Tungsten copper composite material is a unique bimetallic composite material composed of immiscible tungsten and copper. It is widely used in high-voltage electrical contacts, electrical machining electrodes, electronic packaging, nuclear fusion, electromagnetic propulsion, and other fields. The development of science and technology and the expansion of new application fields, place higher requirements on the comprehensive performance of tungsten copper composite materials. However, there is still a lack of effective methods and means to make tungsten copper composite materials have high strength, high plasticity, and high conductivity.

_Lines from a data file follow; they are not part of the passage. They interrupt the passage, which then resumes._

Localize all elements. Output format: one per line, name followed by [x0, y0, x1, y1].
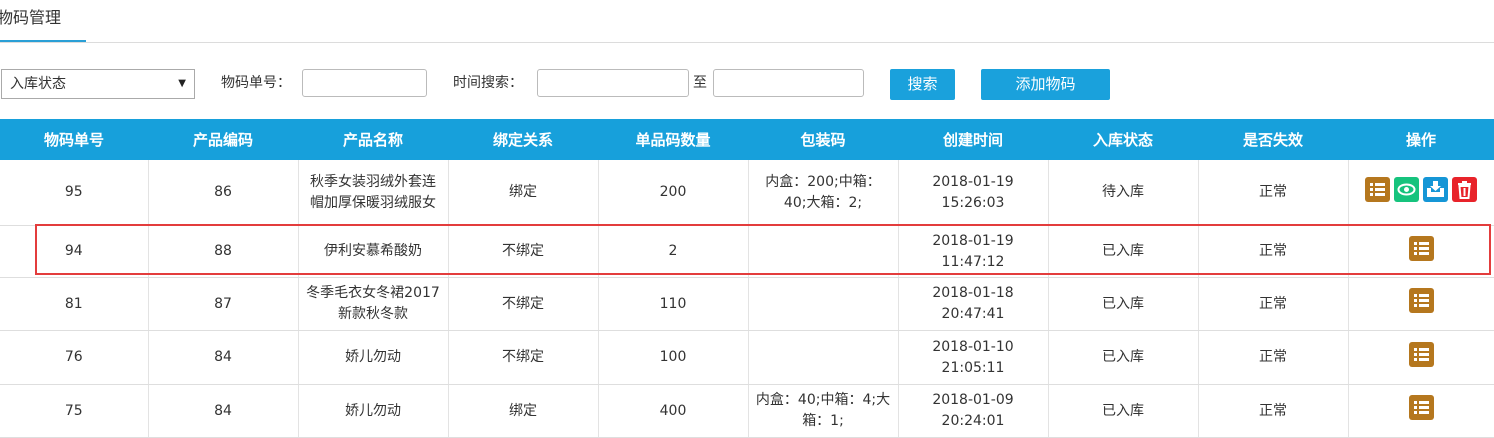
cell-time: 2018-01-19 15:26:03 — [898, 160, 1049, 226]
to-label: 至 — [693, 75, 707, 91]
end-time-input[interactable] — [713, 69, 864, 97]
tab-bar: 物码管理 — [0, 0, 1494, 43]
cell-product-code: 88 — [148, 225, 299, 278]
cell-qty: 400 — [598, 384, 749, 438]
filter-toolbar: 入库状态 ▼ 物码单号： 时间搜索： 至 搜索 添加物码 — [0, 43, 1494, 119]
cell-valid: 正常 — [1198, 330, 1349, 385]
cell-code: 94 — [0, 225, 149, 278]
cell-code: 75 — [0, 384, 149, 438]
col-header: 创建时间 — [898, 119, 1048, 160]
list-icon[interactable] — [1408, 341, 1434, 367]
table-row: 94 88 伊利安慕希酸奶 不绑定 2 2018-01-19 11:47:12 … — [0, 225, 1494, 278]
tab-code-management[interactable]: 物码管理 — [0, 0, 86, 42]
col-header: 单品码数量 — [598, 119, 748, 160]
cell-name: 冬季毛衣女冬裙2017新款秋冬款 — [298, 277, 449, 331]
cell-name: 娇儿勿动 — [298, 330, 449, 385]
cell-code: 95 — [0, 160, 149, 226]
table-row: 75 84 娇儿勿动 绑定 400 内盒：40;中箱：4;大箱：1; 2018-… — [0, 384, 1494, 438]
cell-name: 秋季女装羽绒外套连帽加厚保暖羽绒服女 — [298, 160, 449, 226]
cell-bind: 不绑定 — [448, 330, 599, 385]
cell-status: 已入库 — [1048, 384, 1199, 438]
caret-down-icon: ▼ — [178, 78, 186, 89]
cell-valid: 正常 — [1198, 277, 1349, 331]
table-header-row: 物码单号 产品编码 产品名称 绑定关系 单品码数量 包装码 创建时间 入库状态 … — [0, 119, 1494, 160]
list-icon[interactable] — [1365, 176, 1391, 202]
cell-product-code: 86 — [148, 160, 299, 226]
cell-status: 已入库 — [1048, 330, 1199, 385]
col-header: 绑定关系 — [448, 119, 598, 160]
cell-product-code: 84 — [148, 330, 299, 385]
code-label: 物码单号： — [221, 75, 291, 91]
col-header: 物码单号 — [0, 119, 148, 160]
cell-package — [748, 225, 899, 278]
cell-code: 81 — [0, 277, 149, 331]
code-table: 物码单号 产品编码 产品名称 绑定关系 单品码数量 包装码 创建时间 入库状态 … — [0, 119, 1494, 438]
cell-name: 伊利安慕希酸奶 — [298, 225, 449, 278]
cell-qty: 200 — [598, 160, 749, 226]
cell-product-code: 84 — [148, 384, 299, 438]
table-row: 76 84 娇儿勿动 不绑定 100 2018-01-10 21:05:11 已… — [0, 330, 1494, 385]
cell-bind: 绑定 — [448, 160, 599, 226]
list-icon[interactable] — [1408, 235, 1434, 261]
code-input[interactable] — [302, 69, 427, 97]
cell-code: 76 — [0, 330, 149, 385]
cell-actions — [1348, 277, 1494, 331]
add-code-button[interactable]: 添加物码 — [981, 69, 1110, 100]
col-header: 包装码 — [748, 119, 898, 160]
col-header: 是否失效 — [1198, 119, 1348, 160]
trash-icon[interactable] — [1452, 176, 1478, 202]
cell-actions — [1348, 160, 1494, 226]
list-icon[interactable] — [1408, 288, 1434, 313]
col-header: 操作 — [1348, 119, 1494, 160]
cell-valid: 正常 — [1198, 160, 1349, 226]
col-header: 产品名称 — [298, 119, 448, 160]
cell-time: 2018-01-10 21:05:11 — [898, 330, 1049, 385]
status-select[interactable]: 入库状态 ▼ — [1, 69, 195, 99]
cell-qty: 100 — [598, 330, 749, 385]
cell-package — [748, 277, 899, 331]
cell-package — [748, 330, 899, 385]
cell-status: 已入库 — [1048, 277, 1199, 331]
cell-package: 内盒：40;中箱：4;大箱：1; — [748, 384, 899, 438]
cell-product-code: 87 — [148, 277, 299, 331]
eye-icon[interactable] — [1394, 176, 1420, 202]
col-header: 入库状态 — [1048, 119, 1198, 160]
cell-qty: 2 — [598, 225, 749, 278]
time-label: 时间搜索： — [453, 75, 523, 91]
cell-time: 2018-01-09 20:24:01 — [898, 384, 1049, 438]
cell-qty: 110 — [598, 277, 749, 331]
cell-status: 已入库 — [1048, 225, 1199, 278]
col-header: 产品编码 — [148, 119, 298, 160]
cell-actions — [1348, 225, 1494, 278]
cell-valid: 正常 — [1198, 225, 1349, 278]
cell-time: 2018-01-18 20:47:41 — [898, 277, 1049, 331]
cell-package: 内盒：200;中箱：40;大箱：2; — [748, 160, 899, 226]
cell-name: 娇儿勿动 — [298, 384, 449, 438]
start-time-input[interactable] — [537, 69, 689, 97]
cell-bind: 不绑定 — [448, 225, 599, 278]
cell-bind: 不绑定 — [448, 277, 599, 331]
cell-actions — [1348, 330, 1494, 385]
table-row: 81 87 冬季毛衣女冬裙2017新款秋冬款 不绑定 110 2018-01-1… — [0, 277, 1494, 331]
cell-actions — [1348, 384, 1494, 438]
search-button[interactable]: 搜索 — [890, 69, 955, 100]
cell-status: 待入库 — [1048, 160, 1199, 226]
cell-valid: 正常 — [1198, 384, 1349, 438]
table-row: 95 86 秋季女装羽绒外套连帽加厚保暖羽绒服女 绑定 200 内盒：200;中… — [0, 160, 1494, 226]
list-icon[interactable] — [1408, 395, 1434, 420]
cell-bind: 绑定 — [448, 384, 599, 438]
save-icon[interactable] — [1423, 176, 1449, 202]
cell-time: 2018-01-19 11:47:12 — [898, 225, 1049, 278]
status-select-value: 入库状态 — [10, 76, 66, 92]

In this regard, Professor Song Xiaoyan’s team at Beijing University of Technology proposed an innovative cross-scale multi-level design concept for tungsten copper composite materials. Using SPS Spark Plasma Sintering Technology successfully prepared the self-assembled layered tungsten copper composite materials (SAL W-Cu). Deeply analyze its microstructure, mechanical properties, strengthening and toughening mechanism, and conduction mechanism. The relevant results have just been published in the international authoritative journal Nature Communications. Associate Professor Han Tielong of Beijing University of Technology is the first author and co-corresponding author of this article.

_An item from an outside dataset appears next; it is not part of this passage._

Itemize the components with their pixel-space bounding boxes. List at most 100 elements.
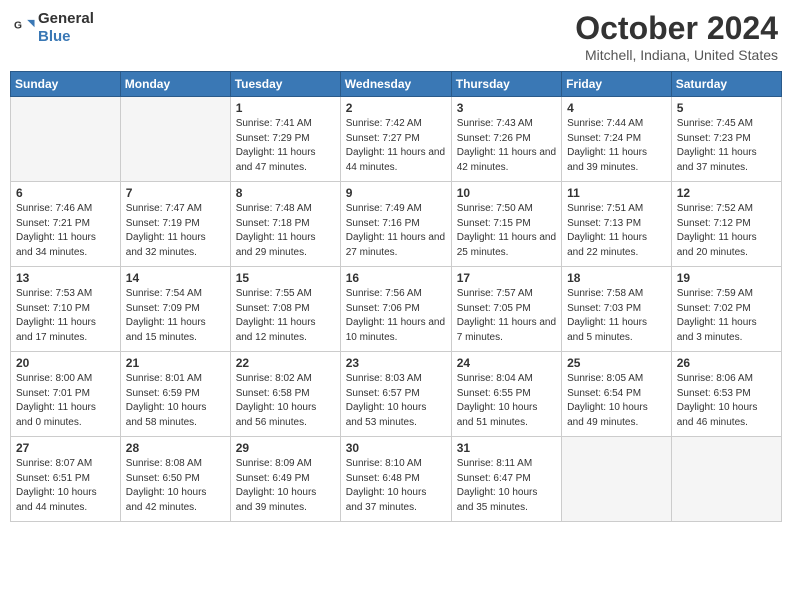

Full-text link: https://www.nature.com/articles/s41467-024-46029-w

The paper first proposed the design concept of a multi-level layered self-organized structure. In the experiment, the author first prepared ultrafine tungsten flakes with high-density dislocation structures by pretreatment. Then by adopting chemical plating uniformly deposited a layer of nano-copper on its surface to prepare a lamellar tungsten-copper composite powder. Load the composite powder into a carbon-carbon composite mold with a diameter of 20mm after hydrogen reduction. Finally, sinter it in our SPS Spark Plasma Sintering Furnace to prepare a multi-level layered tungsten-copper composite material. The sintering temperature used was 960℃, the pressure was 125MPa, and the insulation time was 10min.

Experimental results

The comprehensive performance of the tungsten-copper composite material is also significantly improved compared with the tungsten-copper composite materials prepared by other processes.

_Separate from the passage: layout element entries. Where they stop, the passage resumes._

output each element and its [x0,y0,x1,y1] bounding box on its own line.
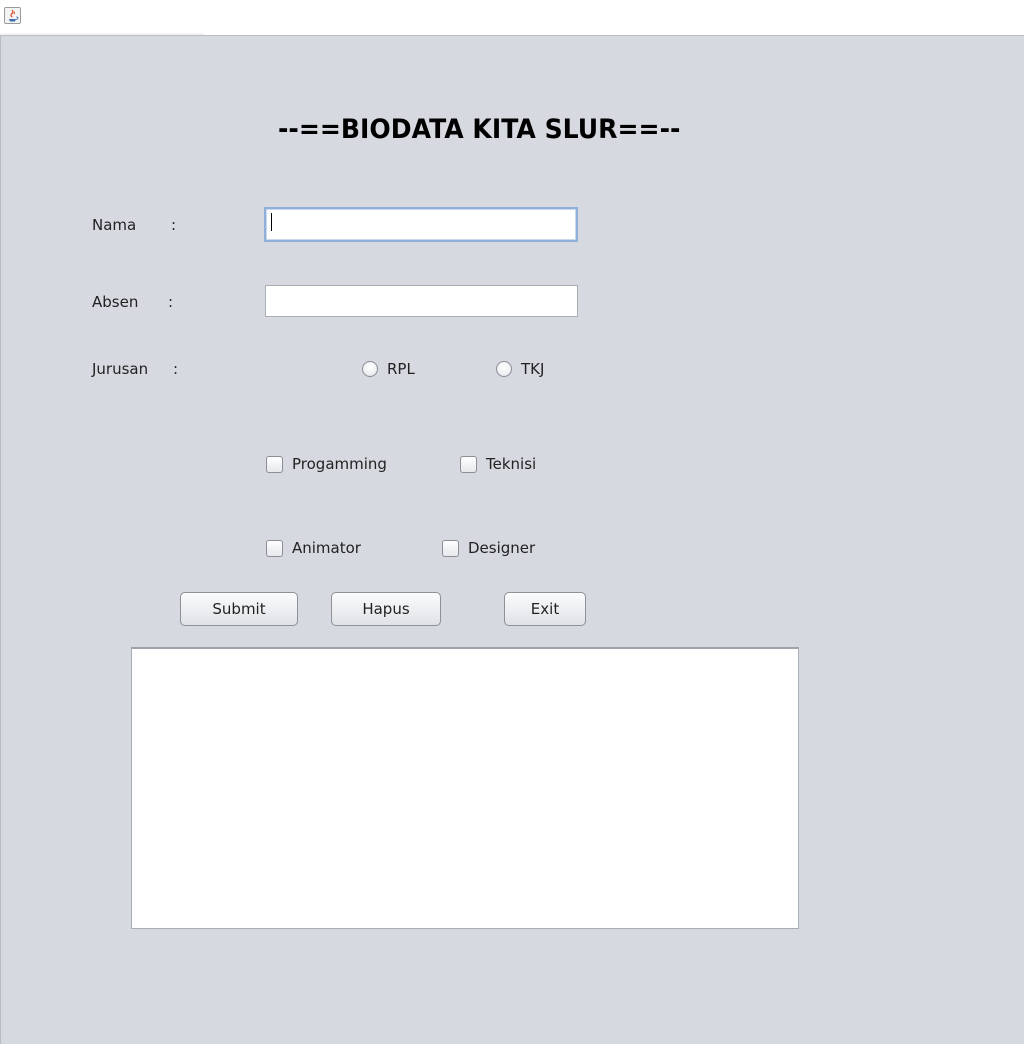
radio-tkj-circle[interactable] [496,361,512,377]
check-designer[interactable]: Designer [442,539,535,557]
check-progamming-label: Progamming [292,455,387,473]
window-titlebar [0,0,1024,35]
submit-button[interactable]: Submit [180,592,298,626]
hapus-button[interactable]: Hapus [331,592,441,626]
absen-label-text: Absen [92,293,139,311]
check-animator-label: Animator [292,539,361,557]
nama-label: Nama : [92,216,176,234]
jurusan-label: Jurusan : [92,360,178,378]
nama-colon: : [171,216,177,234]
radio-tkj[interactable]: TKJ [496,360,544,378]
check-animator-box[interactable] [266,539,283,557]
check-progamming[interactable]: Progamming [266,455,387,473]
page-title: --==BIODATA KITA SLUR==-- [278,114,681,145]
check-teknisi-box[interactable] [460,455,477,473]
absen-input[interactable] [265,285,578,317]
text-caret [271,213,272,231]
java-cup-icon [4,7,21,24]
absen-label: Absen : [92,293,173,311]
radio-rpl[interactable]: RPL [362,360,415,378]
absen-colon: : [168,293,174,311]
check-designer-label: Designer [468,539,536,557]
output-textarea[interactable] [131,647,799,929]
radio-rpl-circle[interactable] [362,361,378,377]
jurusan-colon: : [173,360,179,378]
check-progamming-box[interactable] [266,455,283,473]
check-teknisi[interactable]: Teknisi [460,455,536,473]
exit-button[interactable]: Exit [504,592,586,626]
jurusan-label-text: Jurusan [92,360,149,378]
radio-tkj-label: TKJ [521,360,545,378]
radio-rpl-label: RPL [387,360,415,378]
check-designer-box[interactable] [442,539,459,557]
nama-label-text: Nama [92,216,137,234]
check-animator[interactable]: Animator [266,539,361,557]
nama-input[interactable] [264,207,578,242]
check-teknisi-label: Teknisi [486,455,537,473]
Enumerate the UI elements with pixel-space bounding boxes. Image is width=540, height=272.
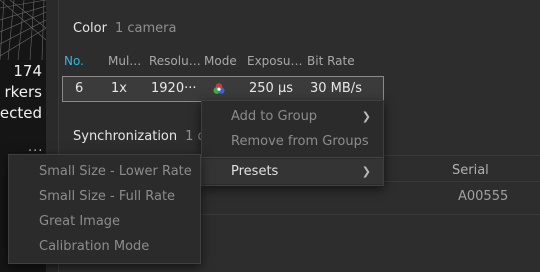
color-section-header[interactable]: Color 1 camera <box>73 21 176 36</box>
selected-label: ected <box>0 104 42 122</box>
section-subtitle: 1 camera <box>114 21 177 36</box>
chevron-right-icon: ❯ <box>361 165 371 178</box>
grid-mesh-graphic <box>0 0 46 60</box>
column-header-no[interactable]: No. <box>64 54 84 68</box>
column-header-serial[interactable]: Serial <box>452 163 489 178</box>
preset-great-image[interactable]: Great Image <box>9 209 200 234</box>
chevron-right-icon: ❯ <box>361 110 371 123</box>
camera-bit-rate: 30 MB/s <box>310 81 362 96</box>
divider <box>200 214 540 215</box>
markers-count: 174 <box>13 62 42 80</box>
column-header-mode[interactable]: Mode <box>204 54 237 68</box>
markers-label: rkers <box>4 83 42 101</box>
column-header-exposure[interactable]: Exposu… <box>247 54 303 68</box>
section-title: Color <box>73 21 107 36</box>
section-title: Synchronization <box>73 129 178 144</box>
device-serial: A00555 <box>458 189 509 204</box>
menu-item-remove-from-groups[interactable]: Remove from Groups <box>202 129 383 154</box>
camera-number: 6 <box>75 81 84 96</box>
preset-small-size-lower-rate[interactable]: Small Size - Lower Rate <box>9 159 200 184</box>
camera-exposure: 250 µs <box>249 81 293 96</box>
menu-item-add-to-group[interactable]: Add to Group ❯ <box>202 104 383 129</box>
column-header-bit-rate[interactable]: Bit Rate <box>307 54 355 68</box>
sync-section-header[interactable]: Synchronization1 dev <box>73 129 222 144</box>
camera-resolution: 1920··· <box>151 81 197 96</box>
color-wheel-icon <box>213 83 225 94</box>
menu-separator <box>202 157 383 158</box>
preset-small-size-full-rate[interactable]: Small Size - Full Rate <box>9 184 200 209</box>
column-header-resolution[interactable]: Resolu… <box>149 54 201 68</box>
column-header-multiplier[interactable]: Mul… <box>108 54 141 68</box>
context-menu: Add to Group ❯ Remove from Groups Preset… <box>201 100 384 186</box>
presets-submenu: Small Size - Lower Rate Small Size - Ful… <box>8 154 201 264</box>
preset-calibration-mode[interactable]: Calibration Mode <box>9 234 200 259</box>
camera-multiplier: 1x <box>111 81 127 96</box>
menu-item-presets[interactable]: Presets ❯ <box>202 159 383 184</box>
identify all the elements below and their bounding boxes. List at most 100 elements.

Due to the self-organized layered structure, tungsten-copper composite (SAL W-Cu) has significant anisotropy. Therefore, divide the compression performance testing into parallel to the lamellar direction (PD) and perpendicular to the lamellar direction (VD) tests. The compressive yield strength of PD reached 1130MPa, and the compressive yield strength of VD was 1040MPa. This data is almost twice the yield strength of commercial coarse-grained tungsten copper composite materials (~600MPa). In addition, SAL W-Cu has obvious strain-hardening behavior and high damage tolerance, and fracture deformation can reach 14%. This can effectively avoid accidents caused by sudden failure and is conducive to safe design in engineering. More importantly, SAL W-Cu has excellent mechanical properties while maintaining an electrical conductivity of 56%IACS. And a thermal conductivity of up to 242W/K m. This makes its application prospects broader.

This study provides a new design idea and implementation technology for obtaining bimetallic composite materials with excellent comprehensive properties such as high mechanical properties and physical properties. It provides an important reference for solving the problem of preparing high-quality tungsten copper composite materials.